The bill, which won’t impact either of the deals, is intended to provide “an objective way to do a national security review before big purchases by governments of concern” by requiring reviews of transactions that involve more than $1 million or 100 acres.

“Elissa Slotkin is making a desperate attempt to cover for her fellow comrades Curtis Hertel and Kristen McDonald Rivet who sold out Michigan to the Chinese Communist Party. Slotkin’s bill doesn’t actually do anything to stop their sketchy deal. It’s too little, too late,” National Republican Congressional Committee Spokesman Mike Marinella said.

Others in Michigan’s congressional delegation who are backing Rogers in his Senate bid have called on President Biden’s Department of Homeland Security to blacklist Gotion and CATL over ties to “Chinese Communist Party state-sponsored slave labor and the ongoing Uyghur genocide.”

Republican Congressman John Moolenaar, chair of the U.S. House Select Committee on the CCP, points to voluminous evidence that both companies source materials from state-owned companies “known for … prolific use of forced labor.”

Other concerns about the Gotion plant from locals and Republican lawmakers include a required 700,000 gallons of water per day, ticks to the Muskegon River watershed, and security risks from the proximity to the cybersecurity center at Ferris State University and the National Guard base in Grayling.

A Moolenaar survey of constituents found more than 90% oppose the deal, which the Whitmer administration subsidized with $715 million in taxpayer funds.

It’s a similar situation with the Ford-CATL deal in Marshall, where $1.75 billion in planned taxpayer subsidies earned it The Center for Economic Accountability’s “Worst Economic Development Deal of the Year” award for 2023.

While the $700,000-per-job price tag for the deal Slotkin helped to broker was offensive enough, it was the political groups tied to Whitmer that spent $100,000 in “dark money” to smear local residents who opposed that caught CEA’s attention.

“At the end of the day, the reported use of political consultants to run a smear campaign against skeptical local residents that really set Michigan’s subsidies for Ford’s Marshall battery plant apart from all the other terrible corporate welfare deals across the country,” said CEA president John C. Mozena.

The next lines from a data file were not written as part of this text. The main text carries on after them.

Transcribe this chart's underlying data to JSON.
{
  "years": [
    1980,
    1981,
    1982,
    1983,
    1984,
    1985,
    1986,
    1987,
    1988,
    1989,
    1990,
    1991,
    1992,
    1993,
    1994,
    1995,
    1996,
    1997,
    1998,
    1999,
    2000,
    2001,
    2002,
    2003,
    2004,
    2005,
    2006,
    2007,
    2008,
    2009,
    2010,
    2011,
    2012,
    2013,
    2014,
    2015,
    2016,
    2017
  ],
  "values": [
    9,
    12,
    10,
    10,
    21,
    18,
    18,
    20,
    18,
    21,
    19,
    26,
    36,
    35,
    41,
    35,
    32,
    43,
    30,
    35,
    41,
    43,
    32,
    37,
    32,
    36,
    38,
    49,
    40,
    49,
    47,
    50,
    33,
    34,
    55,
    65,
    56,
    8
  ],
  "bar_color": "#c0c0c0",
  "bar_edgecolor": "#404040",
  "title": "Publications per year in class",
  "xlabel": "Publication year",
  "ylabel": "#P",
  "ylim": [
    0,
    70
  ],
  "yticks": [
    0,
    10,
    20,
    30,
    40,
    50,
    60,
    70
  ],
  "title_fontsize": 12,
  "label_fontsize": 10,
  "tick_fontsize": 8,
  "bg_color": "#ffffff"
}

“It’s one thing for politicians to use fuzzy math to throw massive amounts of public money at a giant corporation so they can take credit with voters for so-called ‘job creation;’ we see that all the time,” he said. “This award was nailed down for Michigan when a governor’s political cronies reportedly pushed out campaign-style mailers and robocalls against average, everyday people who dared to exercise their fundamental right to ask their elected officials for straight answers to questions that mattered to their community.”